In the 2012 election, Stewart Alexander garnered 4,430 votes. Instead of conceding to the newly elected President Barack Obama, Alexander wrote a "concession" letter in which he did not wish Obama success in his future endeavors but hoped that he could "forgive my inability to do so." As a result, Alexander criticized the President for continuing George W. Bush's policies, helping coordinate the crackdown on the Occupy Movement, possible future intimidation of "various leftist groups," the continuation of drone attacks which have caused numerous innocents to be killed, including an American citizen Anwar al-Awlaki," the continuation of assaults and indefinite detentions of activists, more wars that are "fossil fuels," pushing the scaling back of "our meager social safety...leaving those most in need with even less." In the end of the letter, he offers an alternative saying he will be "hoping for success for the people of the United States and for working people across the world rather than financial success of Wall Street...I will be continuing the fight to awaken the minds of the American people to the truth and striving for non-violent, democratic revolution."

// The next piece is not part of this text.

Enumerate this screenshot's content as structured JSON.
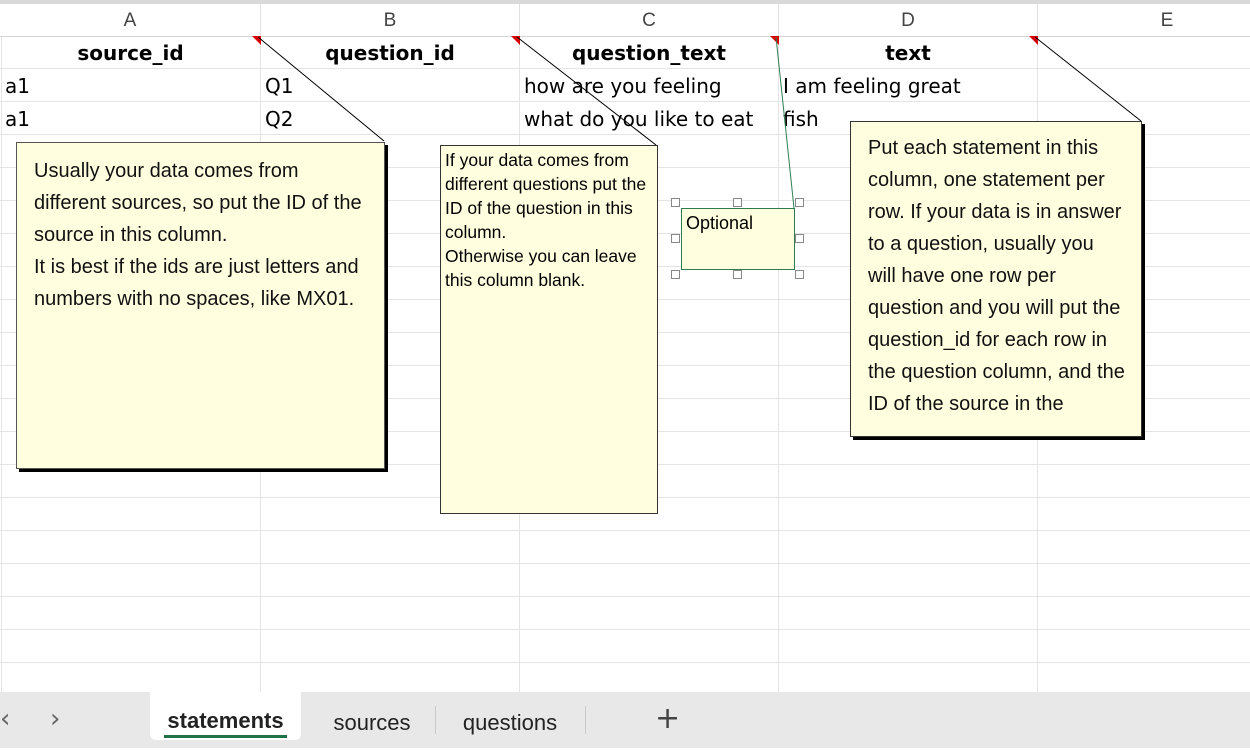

More than a month later, the Socialist Party USA website interviewed Alexander in a post-election interview. In the interview they asked him twelve questions covering every aspect of his campaign. Here are some excerpts from that interview:
- "I became a candidate for president of the U.S. because I believe in socialism and I have been a victim of capitalism for my entire life. What we as socialists are striving to achieve...a democratic socialist society based upon respect and goodwill toward other members within our society...My message was not about reforming capitalism, but a total transformation of society from capitalism to socialism and the development of new social structures."
- "Today, it is impossible for third party candidates and minor parties to compete with the big-money parties and in the 21st century...the bar has been raised to manage a successful presidential campaign in the U.S....at a half billion dollars to enter and $1 billion for the top two."
- "Through the Internet and Facebook, the campaign was invited to speak at high school and college campuses...[and this] helped the Alexander/Mendoza campaign to reach tens of millions of working people throughout the U.S. and internationally."
- "During these difficult times...millions of working people are now open to socialist ideas. The Alexander/Mendoza campaign was always clear....that we are committed to the transformation of capitalism through the creation of a democratic socialist society...Therefore, messages about jobs and earnings were most effective. This message reached all age groups."
- "As a presidential candidate...the challenges were few. When someone challenged me regarding homeless issues, I could respond that I was homeless in Los Angeles for months. When I was challenged regarding poverty issues, I could say that I lived in poverty as a child. When I was challenged on labor issues, I spoke to them based upon my experience as a retail clerk"
- "There was little interest [in the campaign] from the corporate media until a few weeks prior to the General Election...I've always believed that you can accomplish anything with enough money, time or effort. The Alexander/Mendoza campaign effectively maximized the latter two; we collectively donated time and effort."
- "The greatest surprise during the campaign was during the state convention of the Peace and Freedom Party...The PFP delegates chose to have a comedian as their presidential nominee [Roseanne Barr]. If we wish to collectively build the socialist movement, we must choose our representatives well. We need Socialists who understand that only socialism will provide for the future needs of working people, and that the challenges of working people will not be resolved by reforms or comic relief."
- "I do not intend to run for public office in the future...It is time for me to give a little back and spend more time with the one I love."
- "I believe the U.S. political system is completely corrupt. We must continue to lead. However, it will not be in Congress or the White House...The Occupy movement is the face of a revolution that is crossing the nation. I believe we will win because capitalism is destined to fail."